Na CBF, Del Nero era vice de José Maria Marin, que entre 2013 e 2015 recebeu valor semelhante da Conmebol – US$ 465 mil (R$ 1,51 milhão). Em dezembro do ano passado Marin foi condenado pela Justiça dos EUA e está preso em Nova York enquanto aguarda sua sentença. Os dois cartolas foram classificados por Alejandro Burzaco, um delator do "Caso Fifa", como "gêmeos siameses".
Del Nero é acusado dos mesmos crimes que Marin e de embolsar US$ 6,5 milhões (R$ 21 milhões) em propina. Ele está no Brasil, país que não extradita seus cidadãos, motivo pelo qual não foi julgado nos EUA. O cartola nega as acusações. Em nota, classificou o esforço do FBI e do Departamento de Justiça dos EUA de "graciosas especulações investigativas".
Segundo pessoas com conhecimento da investigação interna na Conmebol, além dos US$ 460 mil pagos diretamente a Del Nero, a confederação gastou mais US$ 120 mil em reembolsos de despesas de viagem do cartola. Os pagamentos eram aprovados pelo mesmo Comitê Executivo do qual Del Nero fazia parte. Procurada, a Conmebol limitou-se a confirmar que Del Nero integrava seu Comitê Executivo.
Essa auditoria feita pela EY embasou uma denúncia da atual direção da Conmebol contra os ex-presidentes Nicolas Leoz, Juan Angel Napout e Eugenio Figueredo. Eles são acusados de desviar US$ 129 milhões, dinheiro que a entidade tenta recuperar na Justiça.
Desde 15 de dezembro de 2017 Del Nero está suspenso pela Fifa de todas as atividades relacionadas a futebol. A punição vai até o dia 15 de março, mas pode ser prorrogada até 30 de abril. Dentro desse prazo, a Fifa deve anunciar a conclusão de uma investigação interna sobre o dirigente, iniciada em dezembro de 2015. Enquanto isso, a confederação é presidida interinamente por Antonio Carlos Nunes, o Coronel Nunes.

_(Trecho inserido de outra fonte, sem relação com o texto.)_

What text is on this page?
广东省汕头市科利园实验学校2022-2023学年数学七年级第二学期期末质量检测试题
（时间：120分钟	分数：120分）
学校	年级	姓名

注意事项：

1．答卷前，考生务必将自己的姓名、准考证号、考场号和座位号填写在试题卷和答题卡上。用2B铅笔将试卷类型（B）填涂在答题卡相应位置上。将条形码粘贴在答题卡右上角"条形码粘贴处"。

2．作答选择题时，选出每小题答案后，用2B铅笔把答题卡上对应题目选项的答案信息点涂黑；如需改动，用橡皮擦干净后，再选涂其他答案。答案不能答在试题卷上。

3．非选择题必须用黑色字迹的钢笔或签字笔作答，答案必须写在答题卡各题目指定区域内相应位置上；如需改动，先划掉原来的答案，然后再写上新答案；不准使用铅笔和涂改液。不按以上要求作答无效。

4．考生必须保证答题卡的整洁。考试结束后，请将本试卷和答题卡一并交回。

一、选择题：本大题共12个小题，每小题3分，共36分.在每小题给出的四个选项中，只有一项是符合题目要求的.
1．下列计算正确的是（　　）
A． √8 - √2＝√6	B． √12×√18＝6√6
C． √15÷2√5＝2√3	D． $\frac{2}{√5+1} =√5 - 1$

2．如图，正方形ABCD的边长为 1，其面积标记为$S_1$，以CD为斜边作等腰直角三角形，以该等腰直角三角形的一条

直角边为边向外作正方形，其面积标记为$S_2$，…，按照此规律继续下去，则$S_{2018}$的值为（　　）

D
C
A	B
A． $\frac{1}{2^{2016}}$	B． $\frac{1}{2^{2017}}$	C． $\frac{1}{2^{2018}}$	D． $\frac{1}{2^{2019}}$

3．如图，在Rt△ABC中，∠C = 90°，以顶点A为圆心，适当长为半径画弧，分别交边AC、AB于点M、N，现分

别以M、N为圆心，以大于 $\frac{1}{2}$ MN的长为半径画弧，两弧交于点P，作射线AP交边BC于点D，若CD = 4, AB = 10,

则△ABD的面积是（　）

Contrato "suspeito" aprovado em reunião
No dia 29 de maio de 2013, numa reunião ocorrida nas Ilhas Maurício (na qual Del Nero estava presente), o Comitê Executivo da Conmebol decidiu aceitar uma proposta feita pela empresa Datisa pelos direitos de transmissão de quatro edições da Copa América. Diz a ata da reunião, assinada por Del Nero:
– Conforme é de conhecimento de todos os membros deste Comitê e de todas as associações nacionais, a Conmebol recebeu uma substanciosa oferta pela compra da Copa América edições 2015, 2019, 2023 e Copa América Centenário 2016 [...] O presidente deseja registrar que a oferta [...] foi aceita e assinada pela Conmebol e pelos presidentes das associações nacionais que a integram.
A autora da tal proposta era a Datisa, descrita pela Conmebol como "uma empresa integrada por sócios de longa e prestigiosa trajetória neste âmbito". Os sócios da Datisa eram Traffic, Full Play e Torneos, três agências de marketing esportivo cujos dirigentes confessaram à Justiça dos EUA que obtinham seus contratos mediante o pagamento de propina a dirigentes. A Datisa foi tema de outros encontros na Conmebol, antes e depois deste de 29 de maio de 2013.
Segundo os documentos obtidos pelo GloboEsporte.com, Marco Polo Del Nero participou de sua primeira reunião como diretor do Comitê Executivo da Conmebol no dia 23 de maio de 2012. A última foi em 31 de julho de 2013, quando se definiu sua substituição por José Maria Marin – que até então participava como representante da CBF, e não como membro efetivo do Comitê.
Depois disso, Del Nero continuou a participar dessas reuniões, na condição de representante da Conmebol no Comitê Executivo da Fifa – e continuou a ser remunerado pela Conmebol. O arranjo durou até 27 de maio de 2015, quando Marin foi preso em Zurique e Del Nero voltou ao Brasil, de onde nunca mais saiu.
Depois da explosão do "Caso Fifa", até o nome "Comitê Executivo" foi substituído – agora se chama "Conselho da Conmebol". Hoje o representante do Brasil é Reinaldo Carneiro Bastos, presidente da Federação Paulista de Futebol e diretor da CBF.